Studio album by The Legendary Pink Dots
- Released: 1993
- Genre: Psychedelia; dub; acoustic;
- Length: 70:27
- Label: Play It Again Sam Records
- Producer: Steven Stapleton and The Legendary Pink Dots

The Legendary Pink Dots chronology
| Shadow Weaver (1992) | Malachai (Shadow Weaver Part 2) (1993) | Nine Lives to Wonder (1994) |

= Malachai (album) =

Malachai (Shadow Weaver Part 2) is an album by The Legendary Pink Dots released in 1993 on Play It Again Sam Records.

Professional ratings
Review scores
| Source | Rating |
| AllMusic | Star |

==Track listing==

| No. | Title | Length |
|---|---|---|
| 1. | "Joey the Canary" | 6:29 |
| 2. | "Kingdom of the Flies" | 4:13 |
| 3. | "Encore Une Fois" | 5:02 |
| 4. | "Wildlife Estate" | 5:02 |
| 5. | "Pavane" | 5:03 |
| 6. | "Window on the World" | 11:54 |
| 7. | "On the Boards" | 6:49 |
| 8. | "We Bring the Day" | 19:01 |
| 9. | "Paris 4AM" | 6:55 |

==Personnel==
- The Prophet Qa'Sepel (a.k.a.

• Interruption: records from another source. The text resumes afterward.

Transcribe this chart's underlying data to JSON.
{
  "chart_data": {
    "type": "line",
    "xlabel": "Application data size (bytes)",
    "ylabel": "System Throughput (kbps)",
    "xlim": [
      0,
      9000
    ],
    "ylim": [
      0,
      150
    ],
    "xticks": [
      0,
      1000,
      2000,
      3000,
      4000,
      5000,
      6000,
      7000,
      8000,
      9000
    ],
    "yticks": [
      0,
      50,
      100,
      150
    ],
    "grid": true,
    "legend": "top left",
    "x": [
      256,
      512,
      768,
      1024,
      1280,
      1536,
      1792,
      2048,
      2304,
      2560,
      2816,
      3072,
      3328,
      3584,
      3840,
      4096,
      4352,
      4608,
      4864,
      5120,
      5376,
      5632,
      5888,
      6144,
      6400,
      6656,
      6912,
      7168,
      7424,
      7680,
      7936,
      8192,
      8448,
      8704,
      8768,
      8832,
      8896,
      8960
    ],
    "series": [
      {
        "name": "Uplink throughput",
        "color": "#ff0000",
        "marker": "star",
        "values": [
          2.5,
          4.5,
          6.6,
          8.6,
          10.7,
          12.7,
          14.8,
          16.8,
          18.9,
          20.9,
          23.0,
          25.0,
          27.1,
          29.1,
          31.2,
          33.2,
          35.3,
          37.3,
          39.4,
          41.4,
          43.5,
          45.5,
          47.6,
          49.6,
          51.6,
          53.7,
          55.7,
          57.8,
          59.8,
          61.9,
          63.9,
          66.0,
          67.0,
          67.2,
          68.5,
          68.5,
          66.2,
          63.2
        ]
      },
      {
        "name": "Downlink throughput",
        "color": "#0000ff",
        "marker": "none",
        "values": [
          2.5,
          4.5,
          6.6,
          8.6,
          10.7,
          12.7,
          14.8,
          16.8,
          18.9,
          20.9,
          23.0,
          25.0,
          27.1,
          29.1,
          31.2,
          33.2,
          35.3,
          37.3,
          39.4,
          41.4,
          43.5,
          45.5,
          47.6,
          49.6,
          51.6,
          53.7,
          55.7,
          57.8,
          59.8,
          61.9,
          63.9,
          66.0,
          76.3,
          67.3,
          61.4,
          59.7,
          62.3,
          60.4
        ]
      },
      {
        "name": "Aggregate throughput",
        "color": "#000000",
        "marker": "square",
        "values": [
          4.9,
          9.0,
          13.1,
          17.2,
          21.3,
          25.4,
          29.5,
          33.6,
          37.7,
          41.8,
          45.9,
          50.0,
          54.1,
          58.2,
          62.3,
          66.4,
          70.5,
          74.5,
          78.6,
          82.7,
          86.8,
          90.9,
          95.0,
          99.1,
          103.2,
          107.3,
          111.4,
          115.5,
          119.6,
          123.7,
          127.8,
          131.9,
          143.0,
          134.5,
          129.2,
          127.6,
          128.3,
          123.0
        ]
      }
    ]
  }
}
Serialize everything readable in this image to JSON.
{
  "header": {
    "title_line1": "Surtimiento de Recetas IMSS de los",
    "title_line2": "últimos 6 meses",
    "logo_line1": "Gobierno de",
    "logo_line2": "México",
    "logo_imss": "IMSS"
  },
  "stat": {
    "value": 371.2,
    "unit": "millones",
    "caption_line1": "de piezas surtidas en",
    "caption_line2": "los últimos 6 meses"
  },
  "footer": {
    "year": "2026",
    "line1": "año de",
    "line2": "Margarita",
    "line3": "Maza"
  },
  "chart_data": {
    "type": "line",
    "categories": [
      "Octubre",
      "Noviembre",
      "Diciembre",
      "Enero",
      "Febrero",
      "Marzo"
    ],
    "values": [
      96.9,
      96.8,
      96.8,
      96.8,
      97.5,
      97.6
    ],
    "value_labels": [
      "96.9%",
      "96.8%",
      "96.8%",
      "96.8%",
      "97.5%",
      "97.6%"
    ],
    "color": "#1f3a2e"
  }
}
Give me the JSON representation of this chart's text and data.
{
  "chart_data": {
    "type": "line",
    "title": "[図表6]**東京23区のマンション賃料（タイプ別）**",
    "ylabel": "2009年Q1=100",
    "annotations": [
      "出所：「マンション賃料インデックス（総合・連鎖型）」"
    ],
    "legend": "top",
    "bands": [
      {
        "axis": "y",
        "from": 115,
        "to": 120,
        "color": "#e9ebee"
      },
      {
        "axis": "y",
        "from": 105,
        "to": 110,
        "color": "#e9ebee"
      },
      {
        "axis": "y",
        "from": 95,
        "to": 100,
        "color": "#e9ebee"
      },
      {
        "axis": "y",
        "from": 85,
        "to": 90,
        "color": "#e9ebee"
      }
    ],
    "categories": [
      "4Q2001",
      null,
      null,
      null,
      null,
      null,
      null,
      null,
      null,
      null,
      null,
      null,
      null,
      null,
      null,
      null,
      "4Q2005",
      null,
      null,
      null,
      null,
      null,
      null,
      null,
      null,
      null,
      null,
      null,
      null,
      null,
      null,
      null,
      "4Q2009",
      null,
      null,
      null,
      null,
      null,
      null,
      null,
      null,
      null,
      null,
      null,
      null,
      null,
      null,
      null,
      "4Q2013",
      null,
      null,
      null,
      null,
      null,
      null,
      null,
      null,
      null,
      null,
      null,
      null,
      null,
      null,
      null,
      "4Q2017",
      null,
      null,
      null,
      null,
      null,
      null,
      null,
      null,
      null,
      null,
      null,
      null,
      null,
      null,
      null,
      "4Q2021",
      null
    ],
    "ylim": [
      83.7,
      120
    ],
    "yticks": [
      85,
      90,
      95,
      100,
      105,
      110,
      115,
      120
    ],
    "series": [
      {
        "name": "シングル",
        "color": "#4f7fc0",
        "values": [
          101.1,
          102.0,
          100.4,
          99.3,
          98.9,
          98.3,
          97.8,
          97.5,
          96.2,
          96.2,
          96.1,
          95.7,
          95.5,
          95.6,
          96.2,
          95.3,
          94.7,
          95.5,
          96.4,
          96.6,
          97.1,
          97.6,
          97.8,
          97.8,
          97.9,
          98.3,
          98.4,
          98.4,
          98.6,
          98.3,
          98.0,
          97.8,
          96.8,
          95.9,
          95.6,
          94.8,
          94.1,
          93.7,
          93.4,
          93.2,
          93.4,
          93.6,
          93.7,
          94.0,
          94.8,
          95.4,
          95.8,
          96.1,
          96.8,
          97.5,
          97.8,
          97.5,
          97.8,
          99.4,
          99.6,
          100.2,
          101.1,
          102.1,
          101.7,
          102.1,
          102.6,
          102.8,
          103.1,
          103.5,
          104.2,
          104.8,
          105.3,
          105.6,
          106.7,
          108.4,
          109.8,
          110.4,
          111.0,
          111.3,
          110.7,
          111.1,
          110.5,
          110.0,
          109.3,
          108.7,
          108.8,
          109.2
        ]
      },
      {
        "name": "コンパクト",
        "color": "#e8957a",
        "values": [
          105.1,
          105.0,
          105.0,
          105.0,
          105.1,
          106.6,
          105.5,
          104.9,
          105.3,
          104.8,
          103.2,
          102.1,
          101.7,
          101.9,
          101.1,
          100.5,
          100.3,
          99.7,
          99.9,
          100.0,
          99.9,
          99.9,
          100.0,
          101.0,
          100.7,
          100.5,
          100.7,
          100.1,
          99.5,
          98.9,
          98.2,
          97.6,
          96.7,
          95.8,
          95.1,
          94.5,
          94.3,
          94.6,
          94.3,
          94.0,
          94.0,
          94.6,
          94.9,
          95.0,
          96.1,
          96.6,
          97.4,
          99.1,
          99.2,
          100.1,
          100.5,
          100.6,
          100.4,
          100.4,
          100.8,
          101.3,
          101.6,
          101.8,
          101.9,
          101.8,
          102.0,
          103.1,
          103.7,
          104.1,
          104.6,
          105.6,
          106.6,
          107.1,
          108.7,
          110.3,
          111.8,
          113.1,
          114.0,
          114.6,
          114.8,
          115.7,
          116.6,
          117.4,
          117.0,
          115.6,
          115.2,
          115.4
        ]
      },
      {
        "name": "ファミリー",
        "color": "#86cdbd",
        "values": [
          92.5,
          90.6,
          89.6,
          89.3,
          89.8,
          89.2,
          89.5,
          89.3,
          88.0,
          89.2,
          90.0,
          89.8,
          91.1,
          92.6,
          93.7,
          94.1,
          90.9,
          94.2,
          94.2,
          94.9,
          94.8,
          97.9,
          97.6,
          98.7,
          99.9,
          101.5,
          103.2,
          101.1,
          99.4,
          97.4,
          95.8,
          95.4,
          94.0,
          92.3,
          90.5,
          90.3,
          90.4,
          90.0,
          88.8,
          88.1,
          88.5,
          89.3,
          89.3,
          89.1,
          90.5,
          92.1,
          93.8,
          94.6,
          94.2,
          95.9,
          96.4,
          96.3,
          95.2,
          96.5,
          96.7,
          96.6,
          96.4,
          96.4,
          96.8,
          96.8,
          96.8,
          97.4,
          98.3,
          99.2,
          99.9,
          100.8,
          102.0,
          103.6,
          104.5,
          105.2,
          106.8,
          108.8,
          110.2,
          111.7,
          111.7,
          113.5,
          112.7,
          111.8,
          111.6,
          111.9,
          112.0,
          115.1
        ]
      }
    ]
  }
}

Edward Ka-Spel) – vox inhumana, keyboards
- Ryan Moore – bass guitar, acoustic guitar
- Niels van Hoornblower – saxophones, clarinet, bass clarinet, flute
- The Silverman – keyboards, exotic devices
- Patrick Q-Wright – violin, viola
- Steven Stapleton – more exotic devices

===Production===
- Produced by Steven Stapleton and The Legendary Pink Dots.
- Engineered by Vincent Hoedt, X-Ray Alley and The Legendary Pink Dots.